The Great Commission

I have re-read the Great Commission in Matt 28 recently, and I have some observations about (a) the commission, (b) what we in the church have called "discipleship", and (c) how we often reduce the Commission to less than its full self.

First, the Great Commission is as near a complete definition of what it means to be church that you will ever find. "Go and make disciples of all nations, baptizing them in the name of the Father, and of the Son, and of the Holy Spirit, and teaching them to obey all I have commanded." The Commission has three main parts: making disciples, baptizing disciples, and forming disciples. In other words, evangelism, sacrament, and formation. Doesn't this sum up a lot of what the church is about?

Second, the Great Commission uses the idea of disciple-making in a different way than most evangelicals do. In Matthew's Gospel, Jesus charges his followers to make disciples... of whom? People from "all nations." Those would be the Gentiles, to whom Jesus was not called. He was called to the "lost sheep of Israel." Salvation would surely go to the ends of the earth, in fulfillment of prophecy, but it would not go there through Jesus. Rather, his followers would take his gospel all around the world.

"All nations" was another way of saying "people who do not know Yahweh." Therefore, let me ask again: who is being made a disciple? That's right, a non-disciple. In other words, Jesus commands his followers to make disciples of those who are not disciples.

In contrast, evangelicals use the word "discipleship" to refer to training believers to become more mature in their faith. We have constructed an entire science of making disciples. Discipleship has become so complicated and intimidating that most Christians won't even attempt it without a step-by-step manual.

However, if we look at Matthew's words, disciple-making includes what we would call evangelism. It is making disciples out of people who are not disciples and training them.

In addition, let's notice who is being baptized and taught to obey Jesus' teachings. It is disciples! So the picture is this. Make new disciples, baptize those new disciples, and teach all disciples to obey all Jesus commanded. The process of bringing someone into discipleship is blurry. Matthew's text does not support a sharp differentiation between evangelism and formation. Rather, formation begins when someone becomes a new disciple and is baptized. Even in those early days, one is already being formed as a disciple.

So if we want to use the word "discipleship," let's allow it refer to the whole process of bringing someone into the faith, baptizing them, and teaching them to obey Jesus. In fact, if we wanted to drop the term 'evangelism' completely, maybe we would the better for it.

Third, it occurs to me that most churches do not fulfill the Great Commission. Most churches have a preference for either gaining new believers or forming believers into the image of Christ -- but not both. A lot of those churches that are strong on teaching and formation gain new people not because individuals are newly finding Christ but because old believers are transferring from one church to another. Growing a church through transfers is a rather sad way to expand the membership roster. The reason is that transfers are often people with a consumeristic mindset who are at your church because they like the product you are offering more than the product the other church is offering. When consumerism is too rampant in a church body, true growth and formation is stunted.

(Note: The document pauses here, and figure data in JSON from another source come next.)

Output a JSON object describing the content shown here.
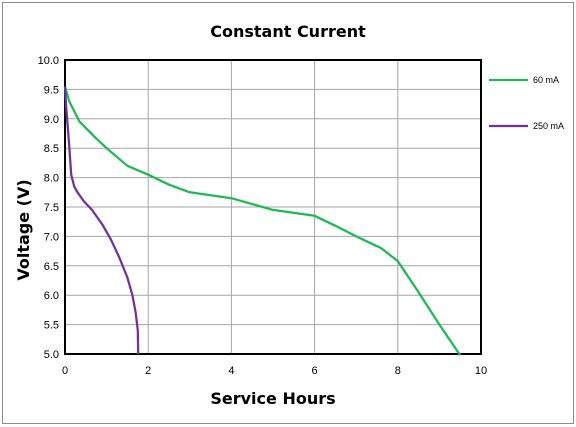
{
  "chart_data": {
    "type": "line",
    "title": "Constant Current",
    "xlabel": "Service Hours",
    "ylabel": "Voltage (V)",
    "xlim": [
      0,
      10
    ],
    "ylim": [
      5.0,
      10.0
    ],
    "x_ticks": [
      "0",
      "2",
      "4",
      "6",
      "8",
      "10"
    ],
    "y_ticks": [
      "5.0",
      "5.5",
      "6.0",
      "6.5",
      "7.0",
      "7.5",
      "8.0",
      "8.5",
      "9.0",
      "9.5",
      "10.0"
    ],
    "grid": true,
    "legend_position": "right",
    "series": [
      {
        "name": "60 mA",
        "color": "#1db954",
        "points": [
          [
            0,
            9.55
          ],
          [
            0.1,
            9.3
          ],
          [
            0.35,
            8.95
          ],
          [
            0.7,
            8.7
          ],
          [
            1.0,
            8.5
          ],
          [
            1.5,
            8.2
          ],
          [
            2.0,
            8.05
          ],
          [
            2.5,
            7.88
          ],
          [
            3.0,
            7.75
          ],
          [
            4.0,
            7.65
          ],
          [
            4.5,
            7.55
          ],
          [
            5.0,
            7.45
          ],
          [
            6.0,
            7.35
          ],
          [
            6.5,
            7.18
          ],
          [
            7.0,
            7.0
          ],
          [
            7.6,
            6.8
          ],
          [
            8.0,
            6.58
          ],
          [
            8.5,
            6.05
          ],
          [
            9.0,
            5.5
          ],
          [
            9.5,
            4.98
          ]
        ]
      },
      {
        "name": "250 mA",
        "color": "#7030a0",
        "points": [
          [
            0,
            9.55
          ],
          [
            0.03,
            9.2
          ],
          [
            0.1,
            8.55
          ],
          [
            0.15,
            8.05
          ],
          [
            0.22,
            7.85
          ],
          [
            0.3,
            7.75
          ],
          [
            0.45,
            7.6
          ],
          [
            0.65,
            7.45
          ],
          [
            0.9,
            7.2
          ],
          [
            1.1,
            6.95
          ],
          [
            1.3,
            6.65
          ],
          [
            1.5,
            6.3
          ],
          [
            1.62,
            6.0
          ],
          [
            1.7,
            5.7
          ],
          [
            1.75,
            5.4
          ],
          [
            1.76,
            5.0
          ]
        ]
      }
    ]
  }
}
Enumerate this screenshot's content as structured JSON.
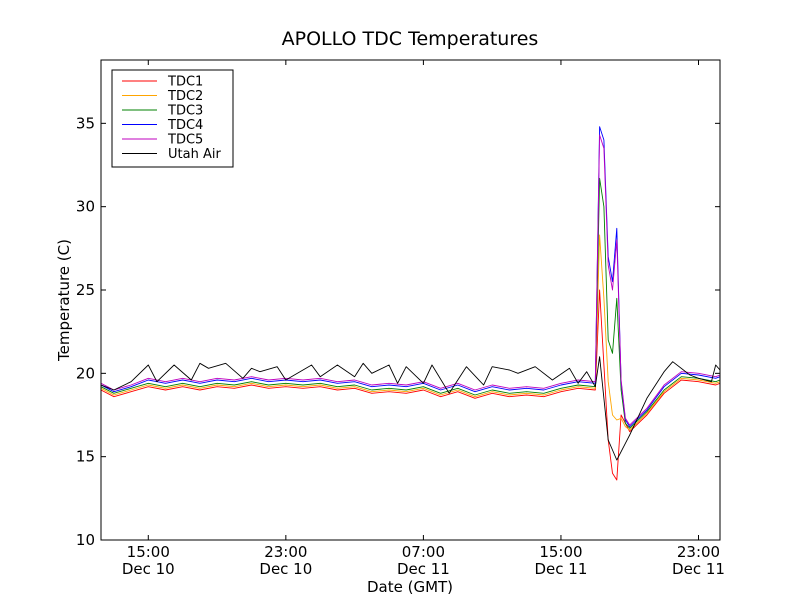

Most churches are either evangelism oriented or teaching/formation oriented. These churches might defend themselves by claiming that they are fulfilling their unique calling. "We're a discipling church -- that's our role." Or "we bring people into the faith -- that's our specialty." But what is a "unique calling" that fulfills only half of the Great Commission? Maybe it's not a calling at all. Maybe it's a human preference dressed up like a mandate from God.

Here is the point. The church must work until it is proficient at all aspects of the Great Commission, not just half to two-thirds. That goes for any church. We need to be equally committed and excellent at disciple-making, all the way from someone's entry into the kingdom to his or her maturity in the likeness of Christ.